What this topic is asking

Standard SB2.a asks you to explain how the structures of DNA and RNA lead to the expression of genetic information. The first step is knowing the structure itself: DNA as a double helix of nucleotides, the complementary base-pairing rules, and how RNA differs from DNA. For the Georgia Milestones Biology EOC, base-pairing items (completing a complementary strand) are common, and they underpin replication, transcription, and translation.

The structure of DNA

Each strand is a chain of nucleotides, and each nucleotide has three parts:

  • a five-carbon sugar (deoxyribose in DNA),
  • a phosphate group, and
  • a nitrogen base: adenine (A), thymine (T), cytosine (C), or guanine (G).

The sugar and phosphate alternate to form the backbone (the sides of the ladder), and the bases stick inward, pairing with bases on the other strand to form the rungs.

Complementary base pairing

The two strands are antiparallel: they run in opposite directions (labeled 5' to 3' on one strand and 3' to 5' on the other). You do not need deep detail on the carbon numbering for most EOC items, but you should know the strands run in opposite directions and that the bases pair across them.

DNA versus RNA

RNA (ribonucleic acid) carries out the expression of the DNA's information. It differs from DNA in three tested ways:

Feature DNA RNA
Strands Double-stranded (double helix) Single-stranded
Sugar Deoxyribose Ribose
Bases A, T, C, G A, U, C, G (uracil replaces thymine)
Role Stores genetic information Carries information to build proteins

So when pairing a DNA base to an RNA base during transcription, adenine on DNA pairs with uracil on RNA (not thymine), while the other pairs are unchanged.

Why structure suits function

The standard stresses structure leading to function. DNA's complementary double helix means each strand is a template for the other, so the molecule can be copied accurately (replication) and read to make RNA (transcription). The fixed base pairs make the information stable and faithfully transmitted. RNA's single strand and slight chemical differences suit it to be a short-lived, mobile messenger that carries a copy of a gene out to the ribosomes, rather than a permanent store.

Try this

Q1. State the complementary base pairs in DNA. [1 point]

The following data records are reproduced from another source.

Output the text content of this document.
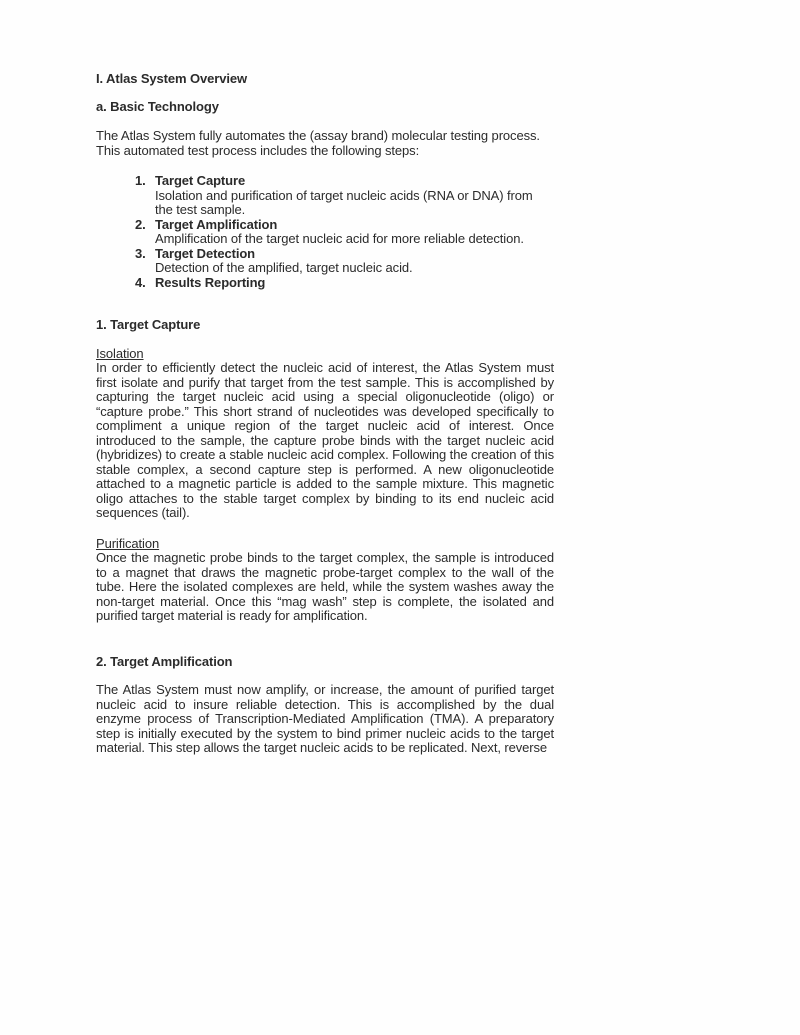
I. Atlas System Overview
a. Basic Technology

The Atlas System fully automates the (assay brand) molecular testing process. This automated test process includes the following steps:

1. Target Capture
Isolation and purification of target nucleic acids (RNA or DNA) from the test sample.
2. Target Amplification
Amplification of the target nucleic acid for more reliable detection.
3. Target Detection
Detection of the amplified, target nucleic acid.
4. Results Reporting
1. Target Capture

Isolation

In order to efficiently detect the nucleic acid of interest, the Atlas System must first isolate and purify that target from the test sample. This is accomplished by capturing the target nucleic acid using a special oligonucleotide (oligo) or “capture probe.” This short strand of nucleotides was developed specifically to compliment a unique region of the target nucleic acid of interest. Once introduced to the sample, the capture probe binds with the target nucleic acid (hybridizes) to create a stable nucleic acid complex. Following the creation of this stable complex, a second capture step is performed. A new oligonucleotide attached to a magnetic particle is added to the sample mixture. This magnetic oligo attaches to the stable target complex by binding to its end nucleic acid sequences (tail).

Purification

Once the magnetic probe binds to the target complex, the sample is introduced to a magnet that draws the magnetic probe-target complex to the wall of the tube. Here the isolated complexes are held, while the system washes away the non-target material. Once this “mag wash” step is complete, the isolated and purified target material is ready for amplification.

2. Target Amplification

The Atlas System must now amplify, or increase, the amount of purified target nucleic acid to insure reliable detection. This is accomplished by the dual enzyme process of Transcription-Mediated Amplification (TMA). A preparatory step is initially executed by the system to bind primer nucleic acids to the target material. This step allows the target nucleic acids to be replicated. Next, reverse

  • Cue. Adenine with thymine (A-T) and cytosine with guanine (C-G).

Q2. State three ways RNA differs from DNA. [3 points]

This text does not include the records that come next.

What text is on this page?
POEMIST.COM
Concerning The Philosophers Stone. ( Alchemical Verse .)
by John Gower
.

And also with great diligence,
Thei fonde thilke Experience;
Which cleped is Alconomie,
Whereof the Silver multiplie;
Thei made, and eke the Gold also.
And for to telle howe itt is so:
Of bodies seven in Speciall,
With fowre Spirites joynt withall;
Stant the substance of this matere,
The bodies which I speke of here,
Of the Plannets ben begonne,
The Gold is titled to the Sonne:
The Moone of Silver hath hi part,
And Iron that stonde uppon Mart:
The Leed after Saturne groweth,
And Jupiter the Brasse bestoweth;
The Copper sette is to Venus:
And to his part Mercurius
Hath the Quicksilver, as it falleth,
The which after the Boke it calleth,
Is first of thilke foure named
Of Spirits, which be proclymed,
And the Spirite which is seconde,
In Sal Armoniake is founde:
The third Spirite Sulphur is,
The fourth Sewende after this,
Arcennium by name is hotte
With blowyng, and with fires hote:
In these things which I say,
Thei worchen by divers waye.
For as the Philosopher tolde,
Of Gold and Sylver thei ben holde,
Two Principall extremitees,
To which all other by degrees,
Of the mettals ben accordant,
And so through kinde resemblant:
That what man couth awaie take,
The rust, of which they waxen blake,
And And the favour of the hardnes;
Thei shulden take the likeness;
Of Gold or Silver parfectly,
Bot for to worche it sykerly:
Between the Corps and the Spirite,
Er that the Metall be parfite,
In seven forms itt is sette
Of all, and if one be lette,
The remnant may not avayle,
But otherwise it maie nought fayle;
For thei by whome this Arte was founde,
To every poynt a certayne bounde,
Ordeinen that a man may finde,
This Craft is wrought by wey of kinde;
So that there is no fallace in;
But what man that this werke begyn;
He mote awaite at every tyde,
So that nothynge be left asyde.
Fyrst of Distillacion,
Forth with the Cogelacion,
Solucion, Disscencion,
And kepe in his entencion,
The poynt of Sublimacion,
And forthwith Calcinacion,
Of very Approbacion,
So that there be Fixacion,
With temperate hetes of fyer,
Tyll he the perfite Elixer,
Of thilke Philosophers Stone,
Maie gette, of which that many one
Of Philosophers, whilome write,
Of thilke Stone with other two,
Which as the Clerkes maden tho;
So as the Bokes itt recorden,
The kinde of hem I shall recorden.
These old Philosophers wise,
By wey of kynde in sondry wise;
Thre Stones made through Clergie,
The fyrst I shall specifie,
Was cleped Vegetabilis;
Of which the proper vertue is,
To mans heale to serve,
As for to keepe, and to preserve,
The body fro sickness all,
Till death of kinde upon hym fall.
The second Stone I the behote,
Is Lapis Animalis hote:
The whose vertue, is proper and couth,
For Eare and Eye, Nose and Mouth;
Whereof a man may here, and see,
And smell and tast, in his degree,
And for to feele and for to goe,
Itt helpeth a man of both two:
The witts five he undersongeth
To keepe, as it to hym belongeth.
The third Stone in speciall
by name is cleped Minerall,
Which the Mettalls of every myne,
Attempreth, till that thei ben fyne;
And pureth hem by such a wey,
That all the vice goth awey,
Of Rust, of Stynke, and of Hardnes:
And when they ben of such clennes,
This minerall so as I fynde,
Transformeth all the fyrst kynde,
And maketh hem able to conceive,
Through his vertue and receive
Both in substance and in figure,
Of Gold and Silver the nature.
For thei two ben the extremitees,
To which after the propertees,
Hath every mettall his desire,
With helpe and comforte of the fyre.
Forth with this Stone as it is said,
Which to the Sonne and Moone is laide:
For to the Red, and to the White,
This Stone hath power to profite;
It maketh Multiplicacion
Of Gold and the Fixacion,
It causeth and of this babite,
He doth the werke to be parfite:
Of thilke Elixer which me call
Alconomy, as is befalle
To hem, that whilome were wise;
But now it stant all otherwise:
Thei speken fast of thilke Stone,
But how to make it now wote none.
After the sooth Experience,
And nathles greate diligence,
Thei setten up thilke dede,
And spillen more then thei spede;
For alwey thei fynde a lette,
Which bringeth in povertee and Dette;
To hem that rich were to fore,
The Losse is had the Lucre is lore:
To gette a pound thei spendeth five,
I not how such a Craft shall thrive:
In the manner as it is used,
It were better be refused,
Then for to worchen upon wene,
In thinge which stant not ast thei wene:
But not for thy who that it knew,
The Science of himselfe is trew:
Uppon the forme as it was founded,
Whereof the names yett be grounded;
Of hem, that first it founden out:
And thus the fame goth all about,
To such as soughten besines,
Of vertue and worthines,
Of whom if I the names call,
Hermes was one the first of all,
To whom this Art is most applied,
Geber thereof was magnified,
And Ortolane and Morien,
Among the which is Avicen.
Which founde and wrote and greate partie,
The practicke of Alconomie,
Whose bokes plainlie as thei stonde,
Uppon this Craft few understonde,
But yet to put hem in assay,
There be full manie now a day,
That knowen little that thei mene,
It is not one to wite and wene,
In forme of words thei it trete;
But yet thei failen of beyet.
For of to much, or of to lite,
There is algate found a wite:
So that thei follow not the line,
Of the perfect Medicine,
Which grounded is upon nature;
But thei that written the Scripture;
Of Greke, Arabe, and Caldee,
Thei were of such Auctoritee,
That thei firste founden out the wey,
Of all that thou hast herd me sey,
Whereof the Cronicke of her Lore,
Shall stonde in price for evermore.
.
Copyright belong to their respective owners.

  • Cue. RNA is single-stranded (DNA is double); RNA's sugar is ribose (DNA's is deoxyribose); RNA uses uracil instead of thymine.

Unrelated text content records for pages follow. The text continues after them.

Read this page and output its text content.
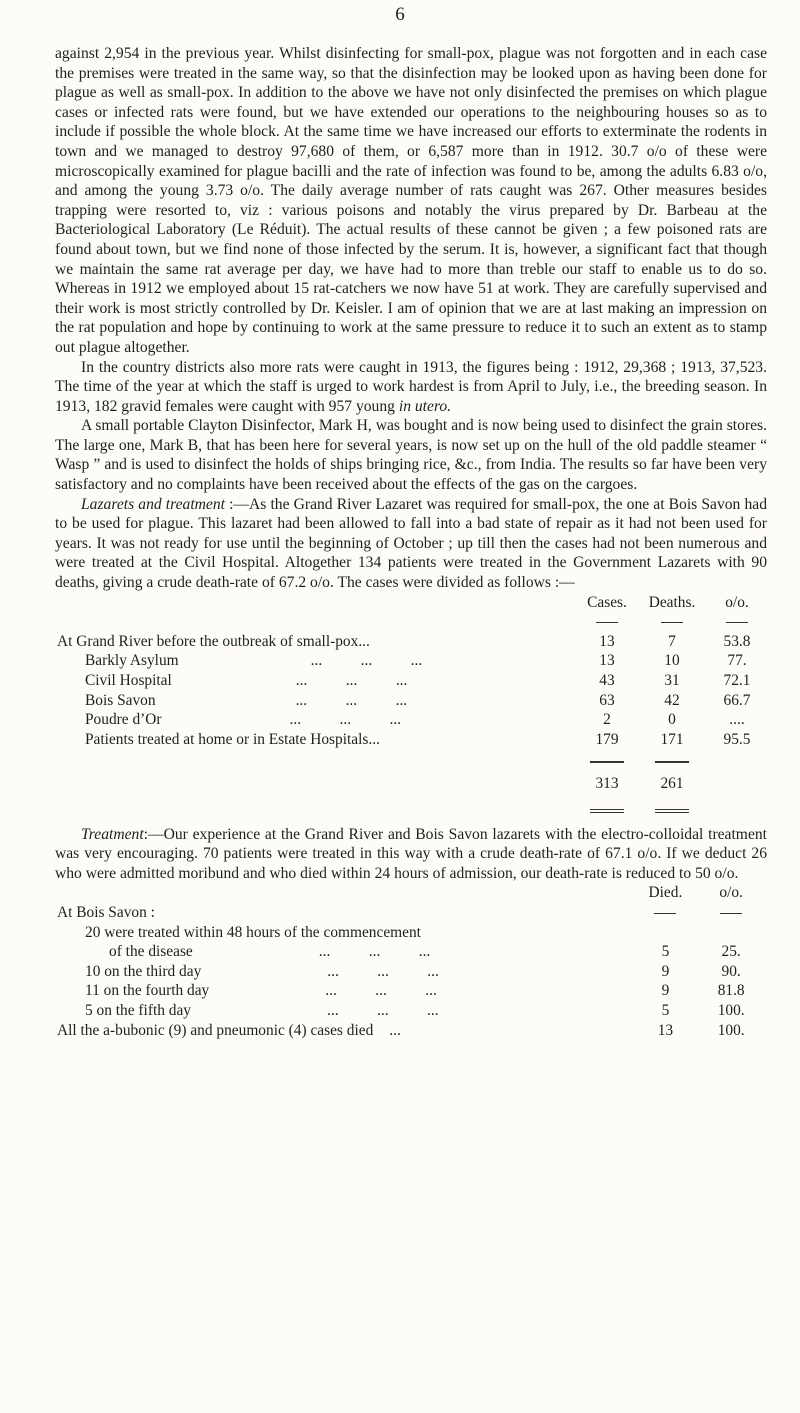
6

against 2,954 in the previous year. Whilst disinfecting for small-pox, plague was not forgotten and in each case the premises were treated in the same way, so that the disinfection may be looked upon as having been done for plague as well as small-pox. In addition to the above we have not only disinfected the premises on which plague cases or infected rats were found, but we have extended our operations to the neighbouring houses so as to include if possible the whole block. At the same time we have increased our efforts to exterminate the rodents in town and we managed to destroy 97,680 of them, or 6,587 more than in 1912. 30.7 o/o of these were microscopically examined for plague bacilli and the rate of infection was found to be, among the adults 6.83 o/o, and among the young 3.73 o/o. The daily average number of rats caught was 267. Other measures besides trapping were resorted to, viz : various poisons and notably the virus prepared by Dr. Barbeau at the Bacteriological Laboratory (Le Réduit). The actual results of these cannot be given ; a few poisoned rats are found about town, but we find none of those infected by the serum. It is, however, a significant fact that though we maintain the same rat average per day, we have had to more than treble our staff to enable us to do so. Whereas in 1912 we employed about 15 rat-catchers we now have 51 at work. They are carefully supervised and their work is most strictly controlled by Dr. Keisler. I am of opinion that we are at last making an impression on the rat population and hope by continuing to work at the same pressure to reduce it to such an extent as to stamp out plague altogether.

In the country districts also more rats were caught in 1913, the figures being : 1912, 29,368 ; 1913, 37,523. The time of the year at which the staff is urged to work hardest is from April to July, i.e., the breeding season. In 1913, 182 gravid females were caught with 957 young in utero.

A small portable Clayton Disinfector, Mark H, was bought and is now being used to disinfect the grain stores. The large one, Mark B, that has been here for several years, is now set up on the hull of the old paddle steamer “ Wasp ” and is used to disinfect the holds of ships bringing rice, &c., from India. The results so far have been very satisfactory and no complaints have been received about the effects of the gas on the cargoes.

Lazarets and treatment :—As the Grand River Lazaret was required for small-pox, the one at Bois Savon had to be used for plague. This lazaret had been allowed to fall into a bad state of repair as it had not been used for years. It was not ready for use until the beginning of October ; up till then the cases had not been numerous and were treated at the Civil Hospital. Altogether 134 patients were treated in the Government Lazarets with 90 deaths, giving a crude death-rate of 67.2 o/o. The cases were divided as follows :—

	Cases.	Deaths.	o/o.

At Grand River before the outbreak of small-pox...	13	7	53.8
Barkly Asylum ...          ...          ...	13	10	77.
Civil Hospital ...          ...          ...	43	31	72.1
Bois Savon ...          ...          ...	63	42	66.7
Poudre d’Or ...          ...          ...	2	0	....
Patients treated at home or in Estate Hospitals...	179	171	95.5

	313	261	

Treatment:—Our experience at the Grand River and Bois Savon lazarets with the electro-colloidal treatment was very encouraging. 70 patients were treated in this way with a crude death-rate of 67.1 o/o. If we deduct 26 who were admitted moribund and who died within 24 hours of admission, our death-rate is reduced to 50 o/o.

	Died.	o/o.
At Bois Savon :		
20 were treated within 48 hours of the commencement		
of the disease ...          ...          ...	5	25.
10 on the third day ...          ...          ...	9	90.
11 on the fourth day ...          ...          ...	9	81.8
5 on the fifth day ...          ...          ...	5	100.
All the a-bubonic (9) and pneumonic (4) cases died ...	13	100.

Exam-style practice questions

Practice questions written in the style of GaDOE exam questions on this dot point, with worked answer explainers. The year tag is the paper they imitate, not the source.

Milestones (style)1 marksIn DNA, the base adenine (A) always pairs with which base? (A) guanine (B) cytosine (C) thymine (D) uracil
Show worked answer →

A 1-point selected-response item on base pairing.

The correct answer is C. In DNA, adenine pairs with thymine (A with T) and cytosine pairs with guanine (C with G). Guanine (A) pairs with cytosine, not adenine. Uracil (D) replaces thymine in RNA, not DNA, so it does not belong in a DNA pairing question. Knowing the complementary base-pairing rules (A-T and C-G in DNA) is essential for replication and transcription questions.

Milestones (style)2 marksOne strand of a DNA molecule reads 3'-T A C G G A-5'. Write the sequence of the complementary strand.
Show worked answer →

A 2-point numeric/text-entry item using base pairing.

The complementary strand is 5'-A T G C C T-3'. Pair each base by the DNA rules: T pairs with A, A pairs with T, C pairs with G, G pairs with C, G pairs with C, A pairs with T. The complementary strand runs antiparallel (opposite direction), which is why the original 3'-to-5' strand pairs with a 5'-to-3' strand. Full points require the correct complementary bases (A-T and C-G).